For decades he supported terror on a global stage sponsoring Abu Nidal’s Palestinian terrorist attacks on airports in Rome and Athens, blowing up American and French airliners over Scotland and the Sahara, and killing any one who opposed his visions that he could get his hands on (like the Lebanese Shia leader Imam Musa al-Sadr who was murdered on a visit to Libya). He sponsored wars in Africa and even expelled Libya’s entire Palestinian population (thirty thousand) because he opposed the Oslo process in 1995. He backed terrorists from the IRA in Ulster to the Moro Islamic Liberation Front in Southeast Asia.
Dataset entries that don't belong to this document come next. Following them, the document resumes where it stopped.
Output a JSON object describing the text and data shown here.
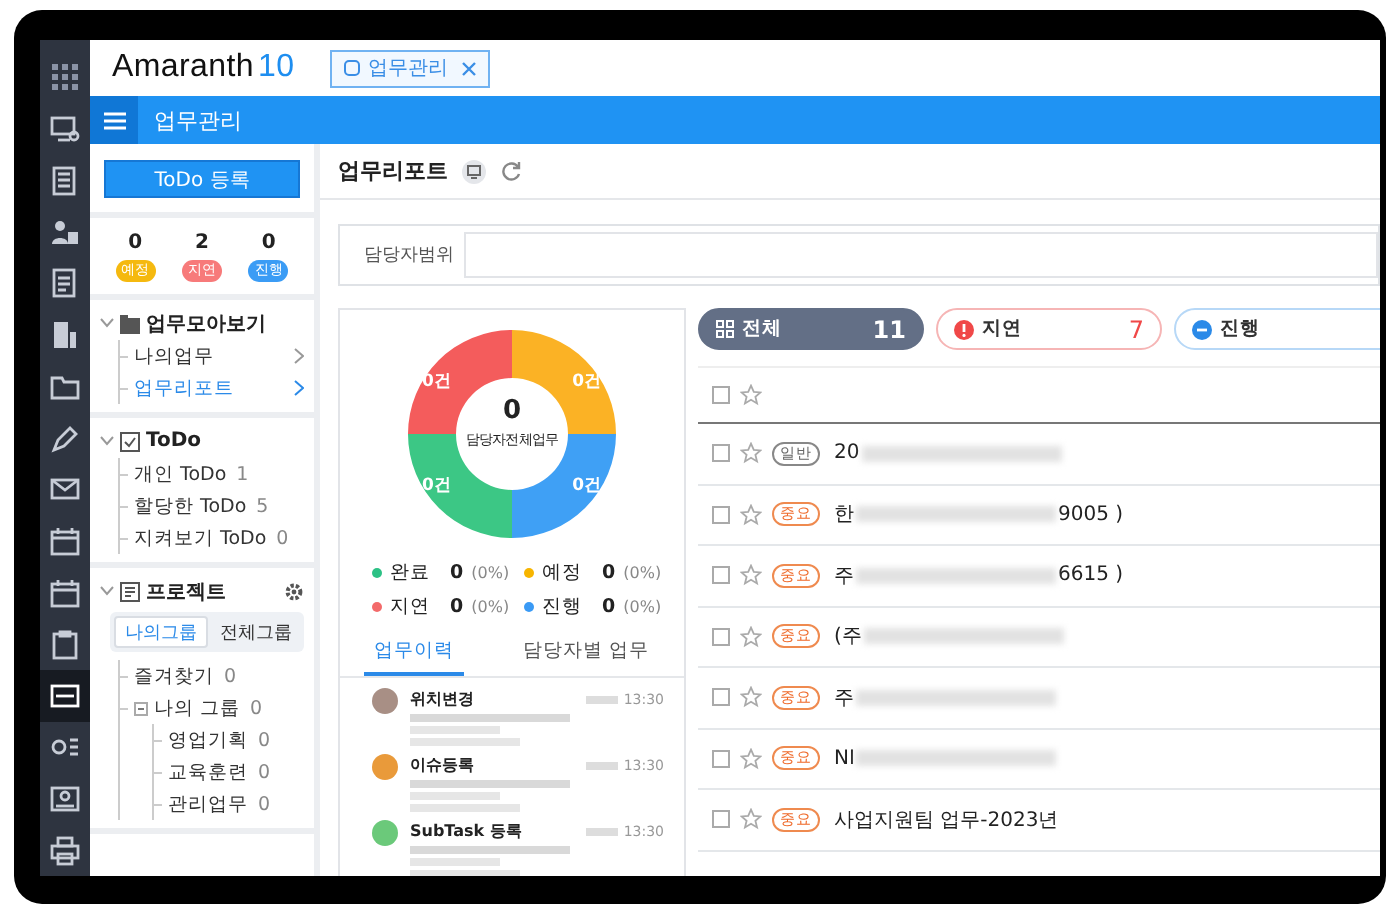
{
  "rail": {
    "items": [
      {
        "kind": "apps",
        "selected": false
      },
      {
        "kind": "monitor",
        "selected": false
      },
      {
        "kind": "calculator",
        "selected": false
      },
      {
        "kind": "person",
        "selected": false
      },
      {
        "kind": "document",
        "selected": false
      },
      {
        "kind": "building",
        "selected": false
      },
      {
        "kind": "folder",
        "selected": false
      },
      {
        "kind": "pen",
        "selected": false
      },
      {
        "kind": "mail",
        "selected": false
      },
      {
        "kind": "calendar",
        "selected": false
      },
      {
        "kind": "calendar",
        "selected": false
      },
      {
        "kind": "clipboard",
        "selected": false
      },
      {
        "kind": "board",
        "selected": true
      },
      {
        "kind": "list",
        "selected": false
      },
      {
        "kind": "card",
        "selected": false
      },
      {
        "kind": "printer",
        "selected": false
      }
    ]
  },
  "header": {
    "logo": {
      "text": "Amaranth",
      "version": "10"
    },
    "tabs": [
      {
        "label": "업무관리",
        "selected": true
      }
    ]
  },
  "menu_bar": {
    "title": "업무관리"
  },
  "sidebar": {
    "register_button": "ToDo 등록",
    "counts": [
      {
        "value": "0",
        "label": "예정",
        "color": "#f5b90f"
      },
      {
        "value": "2",
        "label": "지연",
        "color": "#f77a7a"
      },
      {
        "value": "0",
        "label": "진행",
        "color": "#3b9cf5"
      }
    ],
    "sections": [
      {
        "title": "업무모아보기",
        "kind": "folder",
        "expanded": true,
        "items": [
          {
            "label": "나의업무",
            "selected": false
          },
          {
            "label": "업무리포트",
            "selected": true
          }
        ]
      },
      {
        "title": "ToDo",
        "kind": "todo",
        "expanded": true,
        "items": [
          {
            "label": "개인 ToDo",
            "count": "1",
            "selected": false
          },
          {
            "label": "할당한 ToDo",
            "count": "5",
            "selected": false
          },
          {
            "label": "지켜보기 ToDo",
            "count": "0",
            "selected": false
          }
        ]
      },
      {
        "title": "프로젝트",
        "kind": "project",
        "expanded": true,
        "group_tabs": [
          {
            "label": "나의그룹",
            "selected": true
          },
          {
            "label": "전체그룹",
            "selected": false
          }
        ],
        "items": [
          {
            "label": "즐겨찾기",
            "count": "0",
            "selected": false
          },
          {
            "label": "나의 그룹",
            "count": "0",
            "selected": false,
            "expanded": true,
            "children": [
              {
                "label": "영업기획",
                "count": "0",
                "selected": false
              },
              {
                "label": "교육훈련",
                "count": "0",
                "selected": false
              },
              {
                "label": "관리업무",
                "count": "0",
                "selected": false
              }
            ]
          }
        ]
      }
    ]
  },
  "main": {
    "title": "업무리포트",
    "filter": {
      "label": "담당자범위"
    },
    "chart": {
      "total": "0",
      "caption": "담당자전체업무",
      "segments": [
        {
          "label": "0건",
          "color": "#f45c5c"
        },
        {
          "label": "0건",
          "color": "#fbb225"
        },
        {
          "label": "0건",
          "color": "#3cc785"
        },
        {
          "label": "0건",
          "color": "#3fa0f5"
        }
      ],
      "legend": [
        {
          "name": "완료",
          "count": "0",
          "percent": "(0%)",
          "color": "#2cc185"
        },
        {
          "name": "예정",
          "count": "0",
          "percent": "(0%)",
          "color": "#f7b500"
        },
        {
          "name": "지연",
          "count": "0",
          "percent": "(0%)",
          "color": "#f36a6a"
        },
        {
          "name": "진행",
          "count": "0",
          "percent": "(0%)",
          "color": "#3a9af5"
        }
      ]
    },
    "tabs": [
      {
        "label": "업무이력",
        "selected": true
      },
      {
        "label": "담당자별 업무",
        "selected": false
      }
    ],
    "history": [
      {
        "title": "위치변경",
        "time": "13:30",
        "color": "#a88f85"
      },
      {
        "title": "이슈등록",
        "time": "13:30",
        "color": "#e99a3a"
      },
      {
        "title": "SubTask 등록",
        "time": "13:30",
        "color": "#6bc97a"
      }
    ]
  },
  "task_list": {
    "filters": [
      {
        "label": "전체",
        "count": "11",
        "kind": "all",
        "selected": true
      },
      {
        "label": "지연",
        "count": "7",
        "kind": "delay",
        "selected": false
      },
      {
        "label": "진행",
        "kind": "progress",
        "selected": false
      }
    ],
    "header_row": {
      "checked": false
    },
    "rows": [
      {
        "checked": false,
        "tag": "일반",
        "kind": "normal",
        "title": "20",
        "blurred": true
      },
      {
        "checked": false,
        "tag": "중요",
        "kind": "important",
        "title": "한",
        "blurred": true,
        "title_end": "9005 )"
      },
      {
        "checked": false,
        "tag": "중요",
        "kind": "important",
        "title": "주",
        "blurred": true,
        "title_end": "6615 )"
      },
      {
        "checked": false,
        "tag": "중요",
        "kind": "important",
        "title": "(주",
        "blurred": true
      },
      {
        "checked": false,
        "tag": "중요",
        "kind": "important",
        "title": "주",
        "blurred": true
      },
      {
        "checked": false,
        "tag": "중요",
        "kind": "important",
        "title": "NI",
        "blurred": true
      },
      {
        "checked": false,
        "tag": "중요",
        "kind": "important",
        "title": "사업지원팀 업무-2023년",
        "blurred": false
      }
    ]
  }
}
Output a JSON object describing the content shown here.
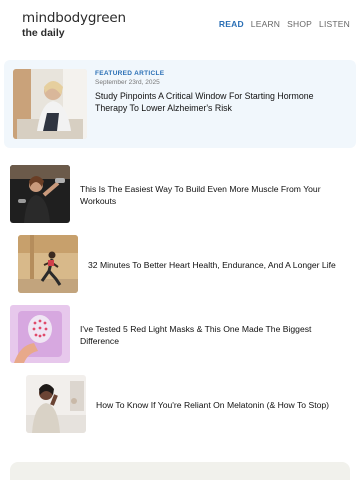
{
  "header": {
    "brand": "mindbodygreen",
    "subtitle": "the daily",
    "nav": [
      "READ",
      "LEARN",
      "SHOP",
      "LISTEN"
    ],
    "active_nav": "READ"
  },
  "featured": {
    "eyebrow": "FEATURED ARTICLE",
    "date": "September 23rd, 2025",
    "title": "Study Pinpoints A Critical Window For Starting Hormone Therapy To Lower Alzheimer's Risk"
  },
  "articles": [
    {
      "title": "This Is The Easiest Way To Build Even More Muscle From Your Workouts",
      "image": "woman-lifting-dumbbells"
    },
    {
      "title": "32 Minutes To Better Heart Health, Endurance, And A Longer Life",
      "image": "woman-running"
    },
    {
      "title": "I've Tested 5 Red Light Masks & This One Made The Biggest Difference",
      "image": "red-light-mask"
    },
    {
      "title": "How To Know If You're Reliant On Melatonin (& How To Stop)",
      "image": "woman-waking-up"
    }
  ],
  "colors": {
    "accent": "#2a6fb5",
    "featured_bg": "#f1f7fc",
    "footer_card_bg": "#f1f1ec"
  }
}
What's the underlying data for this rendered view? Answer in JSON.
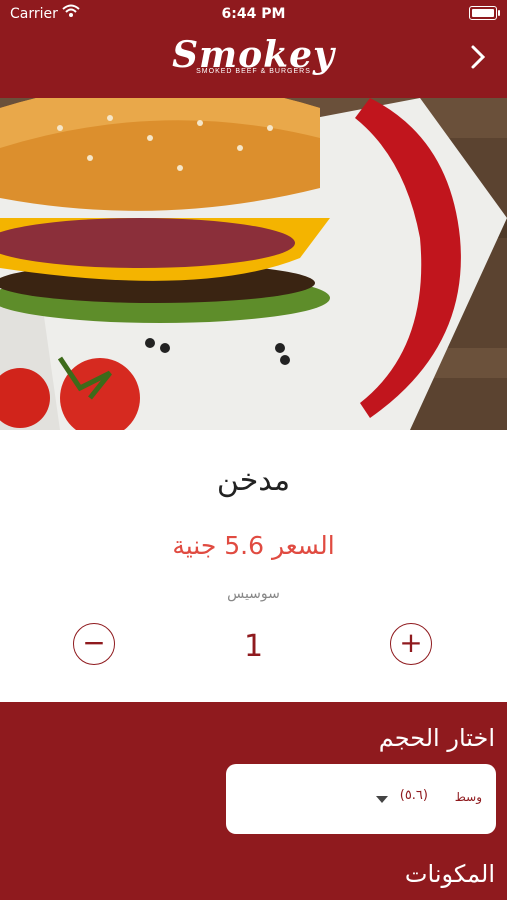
{
  "status": {
    "carrier": "Carrier",
    "time": "6:44 PM"
  },
  "brand": {
    "name": "Smokey",
    "tagline": "SMOKED BEEF & BURGERS"
  },
  "product": {
    "name": "مدخن",
    "price": "السعر 5.6 جنية",
    "description": "سوسيس",
    "quantity": "1",
    "decrease": "−",
    "increase": "+"
  },
  "options": {
    "size_title": "اختار الحجم",
    "size_label": "وسط",
    "size_price": "(٥.٦)",
    "ingredients_title": "المكونات"
  },
  "colors": {
    "brand": "#8f1a1e",
    "price": "#e04b41"
  },
  "icons": [
    "wifi-icon",
    "battery-icon",
    "chevron-right-icon",
    "minus-icon",
    "plus-icon",
    "caret-down-icon"
  ]
}
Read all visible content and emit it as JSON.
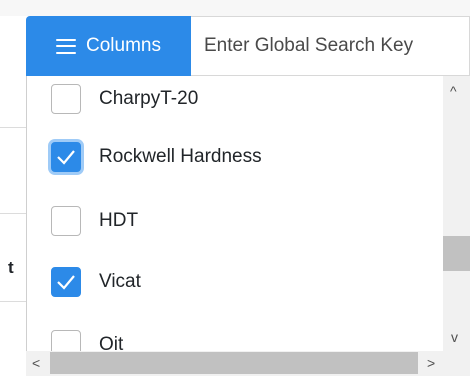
{
  "toolbar": {
    "columns_label": "Columns",
    "columns_icon": "hamburger-menu-icon",
    "search_placeholder": "Enter Global Search Key"
  },
  "background": {
    "partial_header_text": "t"
  },
  "columns_menu": {
    "items": [
      {
        "label": "CharpyT-20",
        "checked": false
      },
      {
        "label": "Rockwell Hardness",
        "checked": true,
        "focused": true
      },
      {
        "label": "HDT",
        "checked": false
      },
      {
        "label": "Vicat",
        "checked": true
      },
      {
        "label": "Oit",
        "checked": false
      }
    ]
  },
  "scrollbars": {
    "up_arrow": "^",
    "down_arrow": "v",
    "left_arrow": "<",
    "right_arrow": ">"
  },
  "colors": {
    "accent": "#2c8ae8",
    "focus_ring": "#9fcbf7"
  }
}
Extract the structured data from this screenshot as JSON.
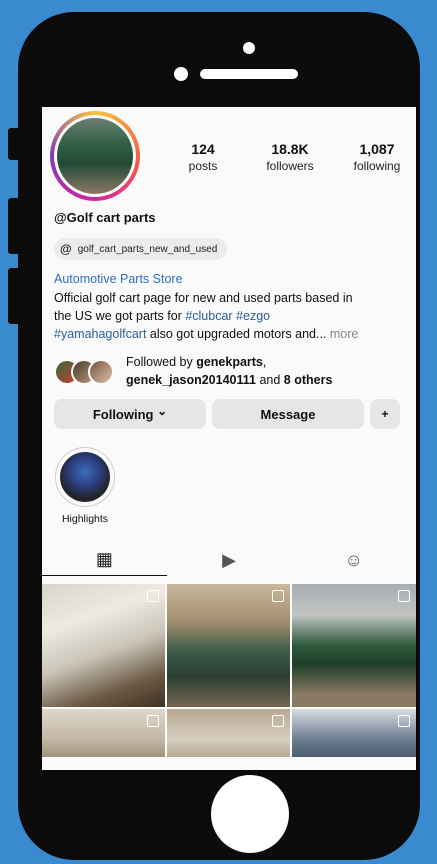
{
  "profile": {
    "username": "@Golf cart parts",
    "threads_handle": "golf_cart_parts_new_and_used",
    "category": "Automotive Parts Store",
    "bio_line1": "Official golf cart page for new and used parts based in",
    "bio_line2_prefix": "the US we got parts for ",
    "bio_tag1": "#clubcar",
    "bio_tag2": "#ezgo",
    "bio_tag3": "#yamahagolfcart",
    "bio_line3_suffix": " also got upgraded motors and...",
    "bio_more": " more"
  },
  "stats": [
    {
      "value": "124",
      "label": "posts"
    },
    {
      "value": "18.8K",
      "label": "followers"
    },
    {
      "value": "1,087",
      "label": "following"
    }
  ],
  "followed_by": {
    "prefix": "Followed by ",
    "user1": "genekparts",
    "user2": "genek_jason20140111",
    "middle": " and ",
    "others": "8 others"
  },
  "buttons": {
    "following": "Following",
    "following_chevron": "⌄",
    "message": "Message",
    "add_person": "+"
  },
  "highlights": [
    {
      "label": "Highlights"
    }
  ],
  "tabs": [
    {
      "icon": "grid-icon",
      "glyph": "▦"
    },
    {
      "icon": "reels-icon",
      "glyph": "▶"
    },
    {
      "icon": "tagged-icon",
      "glyph": "☺"
    }
  ],
  "colors": {
    "background": "#3a8ad0",
    "phone": "#0b0b0b",
    "link": "#2c6fbf"
  }
}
Then American and UN sanctions wore him down. He turned over the two immediate perpetrators of the Pan Am 103 Lockerbie bombing for trial and gave up his nascent nuclear-weapons program, which he had bought like a toy set from Pakistan. In return for his renunciation of terror and WMD he was removed from sanctions-enforced isolation. Barack Obama even shook his hand at the G-8 summit in L’Aquila, Italy, in July 2009. The Italian government promised $5 billion in reparations for Italian colonial war crimes when Libya was Italy’s province on the southern shore of the Mediterranean.
During the negotiations with Libya over the Pan Am 103 trial, I met with Qaddafi’s closest henchmen, including his chief of secret police, Musa Kusa, and his bag man in Europe who was appropriately based in Palermo, Sicily. Even they lived in fear of the Libyan leader’s whims and were always unsure what deal he would take or break and what mood he would be in when they next dealt with him.
Now the longest-serving ruler in the world, Qaddafi has been neutered on the world stage but remains a brutal dictator at home and an erratic performer in international events. He blasted Switzerland for banning mosque construction, for example, and travels with a bizarre collection of tents and female bodyguards.
Perhaps the winds of change blowing in Tunis will blow next in Tripoli. Aside from his sons who jockey for position to succeed him, few would miss Muammar el-Qaddafi.